Monday, September 26, 2011

CPIN Dapat Fasilitas Pinjaman Baru US$250 Juta

Senin, 26 September 2011 11:24 WIB


PT Charoen Pokphand Indonesia Tbk (CPIN), perusahaan pengolah makanan dengan merek dagang Fiesta mendapat fasilitas pinjaman baru US$ 250 juta dari sindikasi perbankan. Pinjaman ini untuk menutup utang perseroan di 2007.

Menurut Presiden Direktur CPIN T. Thomas Effendy, utang US$ 250 juta selain untuk refinancing, juga sebagai belanja modal dan kebutuhan modal kerja.

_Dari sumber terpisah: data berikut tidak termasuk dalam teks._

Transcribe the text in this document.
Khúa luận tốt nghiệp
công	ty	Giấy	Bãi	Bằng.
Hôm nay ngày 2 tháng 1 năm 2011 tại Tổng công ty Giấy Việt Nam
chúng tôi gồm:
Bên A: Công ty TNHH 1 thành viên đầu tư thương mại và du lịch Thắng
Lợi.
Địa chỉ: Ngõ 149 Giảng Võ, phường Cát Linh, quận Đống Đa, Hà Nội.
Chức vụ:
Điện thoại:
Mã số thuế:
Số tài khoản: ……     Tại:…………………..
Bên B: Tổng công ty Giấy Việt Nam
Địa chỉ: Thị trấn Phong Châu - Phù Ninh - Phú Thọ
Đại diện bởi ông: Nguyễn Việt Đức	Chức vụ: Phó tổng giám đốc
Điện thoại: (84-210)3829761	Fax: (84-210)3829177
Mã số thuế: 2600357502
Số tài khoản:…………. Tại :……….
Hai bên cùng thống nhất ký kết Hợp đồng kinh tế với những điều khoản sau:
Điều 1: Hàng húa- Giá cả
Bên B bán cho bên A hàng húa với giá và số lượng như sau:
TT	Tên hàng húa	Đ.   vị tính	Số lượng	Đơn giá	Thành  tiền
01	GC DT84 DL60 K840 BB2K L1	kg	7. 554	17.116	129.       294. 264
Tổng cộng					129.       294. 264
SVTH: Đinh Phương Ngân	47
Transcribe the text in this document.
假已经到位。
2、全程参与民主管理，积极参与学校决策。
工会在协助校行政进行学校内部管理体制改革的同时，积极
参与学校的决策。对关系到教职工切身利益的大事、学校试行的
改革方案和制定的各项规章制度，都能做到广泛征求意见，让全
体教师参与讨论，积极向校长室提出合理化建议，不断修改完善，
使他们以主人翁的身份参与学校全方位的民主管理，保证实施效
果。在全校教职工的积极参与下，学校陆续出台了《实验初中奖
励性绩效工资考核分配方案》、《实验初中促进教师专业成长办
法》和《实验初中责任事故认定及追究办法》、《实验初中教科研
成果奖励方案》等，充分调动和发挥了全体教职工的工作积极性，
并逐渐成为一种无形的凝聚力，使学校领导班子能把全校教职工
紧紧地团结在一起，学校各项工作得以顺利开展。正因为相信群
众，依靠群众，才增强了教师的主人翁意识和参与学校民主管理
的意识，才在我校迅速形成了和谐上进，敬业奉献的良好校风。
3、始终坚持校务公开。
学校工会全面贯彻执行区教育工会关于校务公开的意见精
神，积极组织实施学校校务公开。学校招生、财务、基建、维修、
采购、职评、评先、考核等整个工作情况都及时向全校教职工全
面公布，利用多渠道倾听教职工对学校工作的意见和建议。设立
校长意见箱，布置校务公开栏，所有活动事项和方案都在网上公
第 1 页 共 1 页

Adapun 13 bank yang terlibat dalam fasilitas pinjaman adalah Citi Indonesia (selaku koordinator), PT Bank Central Asia Tbk, DBS Bank Ltd, PT Bank Mandiri Tbk, Sumitomo Mitsui Banking Corporation cabang Singapura, PT Bank ICBC Indonesia, PT Bank Mizuho Indonesia, PT ANZ Panin Bank, PT Bank Rabobank International Indonesia, PT Bank Commonwealth, Chang Hwa Commmercial Bank Ltd, Mega International Commercial Bank Co Ltd, dan Cathay United Bank.

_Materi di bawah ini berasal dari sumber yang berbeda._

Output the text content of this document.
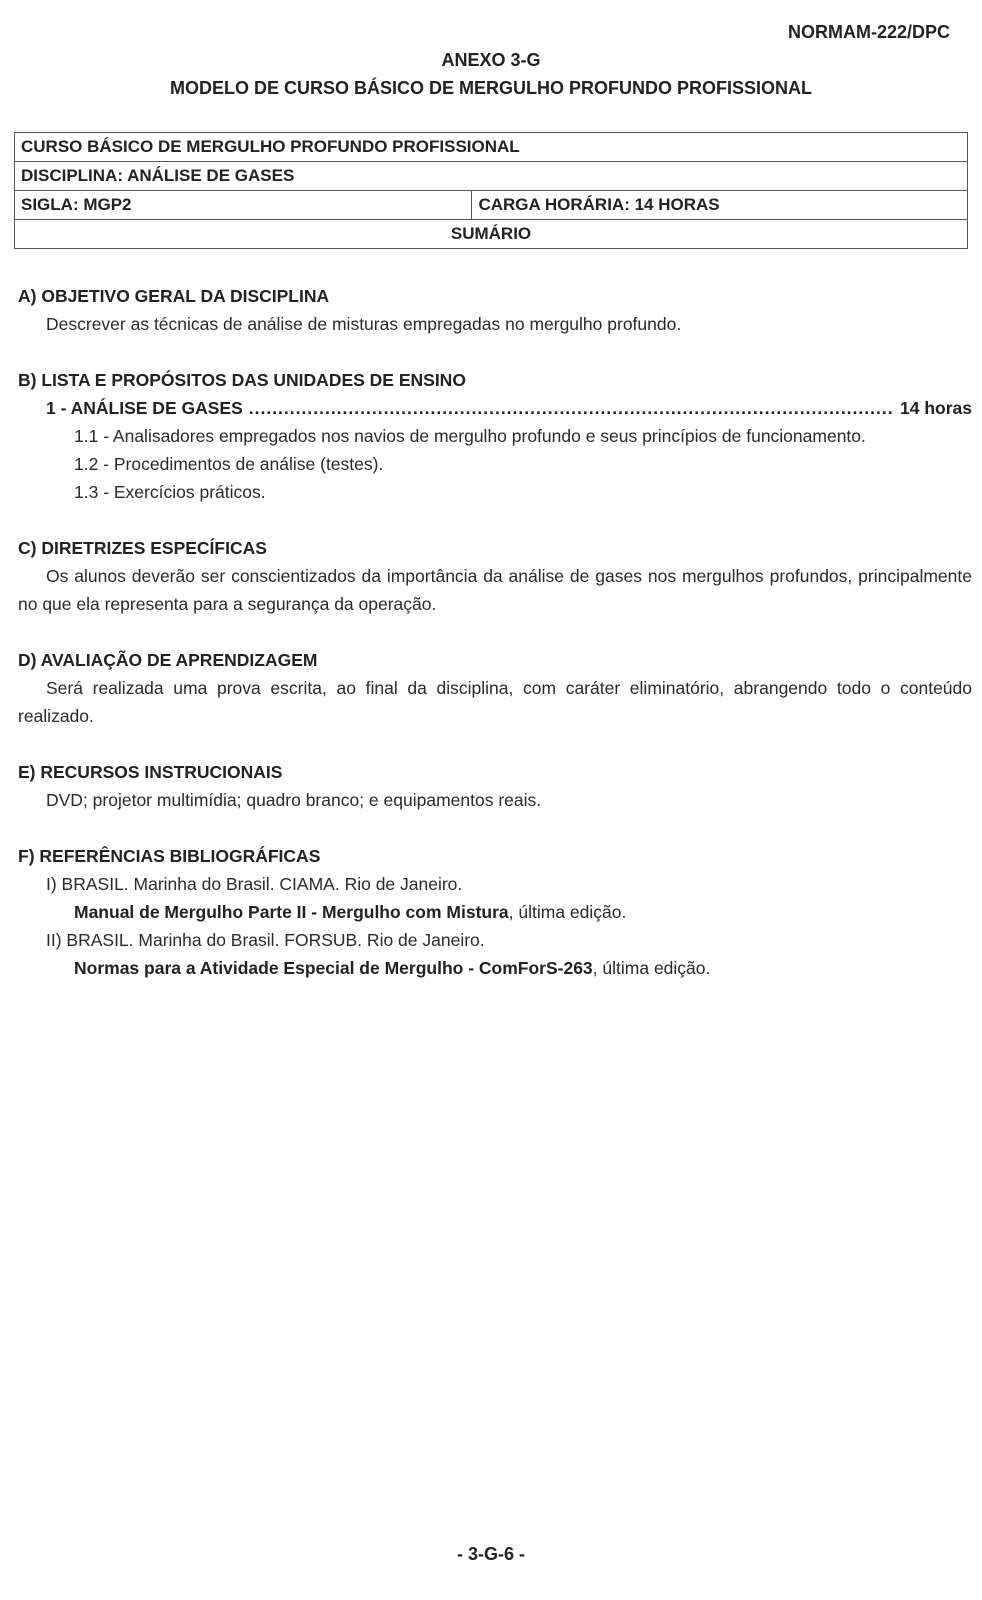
NORMAM-222/DPC
ANEXO 3-G
MODELO DE CURSO BÁSICO DE MERGULHO PROFUNDO PROFISSIONAL
CURSO BÁSICO DE MERGULHO PROFUNDO PROFISSIONAL
DISCIPLINA: ANÁLISE DE GASES
SIGLA: MGP2	CARGA HORÁRIA: 14 HORAS
SUMÁRIO
A) OBJETIVO GERAL DA DISCIPLINA
Descrever as técnicas de análise de misturas empregadas no mergulho profundo.
B) LISTA E PROPÓSITOS DAS UNIDADES DE ENSINO
1 - ANÁLISE DE GASES
.....	14 horas
1.1 - Analisadores empregados nos navios de mergulho profundo e seus princípios de funcionamento.
1.2 - Procedimentos de análise (testes).
1.3 - Exercícios práticos.
C) DIRETRIZES ESPECÍFICAS
Os alunos deverão ser conscientizados da importância da análise de gases nos mergulhos profundos, principalmente no que ela representa para a segurança da operação.
D) AVALIAÇÃO DE APRENDIZAGEM
Será realizada uma prova escrita, ao final da disciplina, com caráter eliminatório, abrangendo todo o conteúdo realizado.
E) RECURSOS INSTRUCIONAIS
DVD; projetor multimídia; quadro branco; e equipamentos reais.
F) REFERÊNCIAS BIBLIOGRÁFICAS
I) BRASIL. Marinha do Brasil. CIAMA. Rio de Janeiro.
Manual de Mergulho Parte II - Mergulho com Mistura, última edição.
II) BRASIL. Marinha do Brasil. FORSUB. Rio de Janeiro.
Normas para a Atividade Especial de Mergulho - ComForS-263, última edição.
- 3-G-6 -
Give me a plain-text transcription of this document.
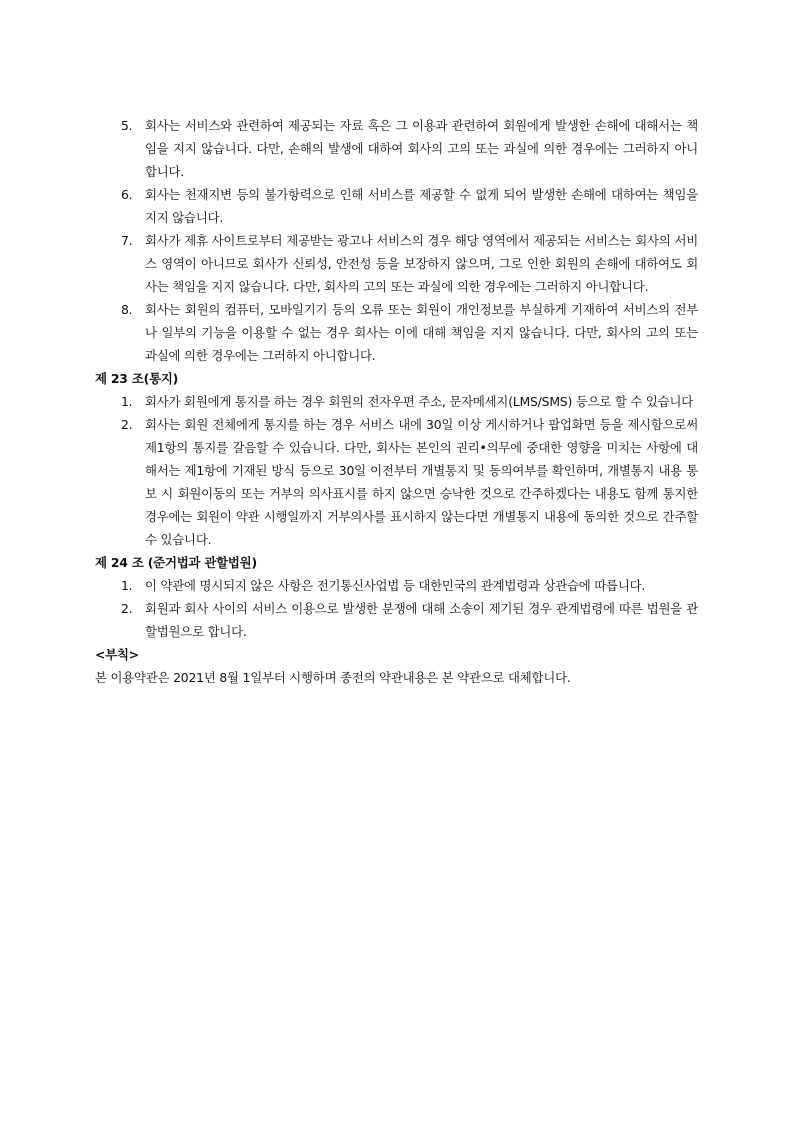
5. 회사는 서비스와 관련하여 제공되는 자료 혹은 그 이용과 관련하여 회원에게 발생한 손해에 대해서는 책임을 지지 않습니다. 다만, 손해의 발생에 대하여 회사의 고의 또는 과실에 의한 경우에는 그러하지 아니합니다.
6. 회사는 천재지변 등의 불가항력으로 인해 서비스를 제공할 수 없게 되어 발생한 손해에 대하여는 책임을 지지 않습니다.
7. 회사가 제휴 사이트로부터 제공받는 광고나 서비스의 경우 해당 영역에서 제공되는 서비스는 회사의 서비스 영역이 아니므로 회사가 신뢰성, 안전성 등을 보장하지 않으며, 그로 인한 회원의 손해에 대하여도 회사는 책임을 지지 않습니다. 다만, 회사의 고의 또는 과실에 의한 경우에는 그러하지 아니합니다.
8. 회사는 회원의 컴퓨터, 모바일기기 등의 오류 또는 회원이 개인정보를 부실하게 기재하여 서비스의 전부나 일부의 기능을 이용할 수 없는 경우 회사는 이에 대해 책임을 지지 않습니다. 다만, 회사의 고의 또는 과실에 의한 경우에는 그러하지 아니합니다.
제 23 조(통지)
1. 회사가 회원에게 통지를 하는 경우 회원의 전자우편 주소, 문자메세지(LMS/SMS) 등으로 할 수 있습니다
2. 회사는 회원 전체에게 통지를 하는 경우 서비스 내에 30일 이상 게시하거나 팝업화면 등을 제시함으로써 제1항의 통지를 갈음할 수 있습니다. 다만, 회사는 본인의 권리•의무에 중대한 영향을 미치는 사항에 대해서는 제1항에 기재된 방식 등으로 30일 이전부터 개별통지 및 동의여부를 확인하며, 개별통지 내용 통보 시 회원이동의 또는 거부의 의사표시를 하지 않으면 승낙한 것으로 간주하겠다는 내용도 함께 통지한 경우에는 회원이 약관 시행일까지 거부의사를 표시하지 않는다면 개별통지 내용에 동의한 것으로 간주할 수 있습니다.
제 24 조 (준거법과 관할법원)
1. 이 약관에 명시되지 않은 사항은 전기통신사업법 등 대한민국의 관계법령과 상관습에 따릅니다.
2. 회원과 회사 사이의 서비스 이용으로 발생한 분쟁에 대해 소송이 제기된 경우 관계법령에 따른 법원을 관할법원으로 합니다.
<부칙>

본 이용약관은 2021년 8월 1일부터 시행하며 종전의 약관내용은 본 약관으로 대체합니다.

Dalam pinjaman kali ini, Citi bertindak sebagai koordinator pinjaman. Kemudian BCA, DBS, serta Bank Mandiri sebagai joint Mandated Lead Arrangers dan Bookrunners.

Status dari fasilitas pinjaman ini adalah tanpa penjaminan aset perseroan atau unsecured basis. Pinjaman terdiri dari amortizing term loan facility senilai US$ 100 juta dalam mata uang rupiah dan dolar AS. Amortizing term loan facility memiliki jangka waktu lima tahun.

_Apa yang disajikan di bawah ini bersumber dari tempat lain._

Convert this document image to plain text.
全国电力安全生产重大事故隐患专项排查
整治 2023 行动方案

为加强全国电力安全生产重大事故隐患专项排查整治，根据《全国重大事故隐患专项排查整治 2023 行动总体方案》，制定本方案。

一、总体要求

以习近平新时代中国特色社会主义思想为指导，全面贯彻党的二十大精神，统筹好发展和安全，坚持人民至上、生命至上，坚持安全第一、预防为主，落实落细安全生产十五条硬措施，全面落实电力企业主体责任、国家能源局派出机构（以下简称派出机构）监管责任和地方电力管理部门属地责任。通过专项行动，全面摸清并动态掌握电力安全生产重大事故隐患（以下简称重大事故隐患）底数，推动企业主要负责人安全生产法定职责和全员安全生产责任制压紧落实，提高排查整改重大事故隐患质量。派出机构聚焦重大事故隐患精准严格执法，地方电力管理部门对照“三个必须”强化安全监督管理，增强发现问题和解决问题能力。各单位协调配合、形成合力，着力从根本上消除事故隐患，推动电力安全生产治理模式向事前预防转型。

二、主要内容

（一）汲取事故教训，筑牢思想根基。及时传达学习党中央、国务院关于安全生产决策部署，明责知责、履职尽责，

Kemudian sisanya, merupakan revolving credit facility US$ 150 juta. Tingkat pengembalian tiga tahun, dan atau opsi dua tahun perpanjangan dengan diskresi dari kreditur.

"CPIN memutuskan untuk memperbesar jumalah fasilitas dari jumlah awal setara US$ 200 juta menjadi US$ 250 juta," ucap Head of Global Banking Citi Indonesia Kunardy Lie.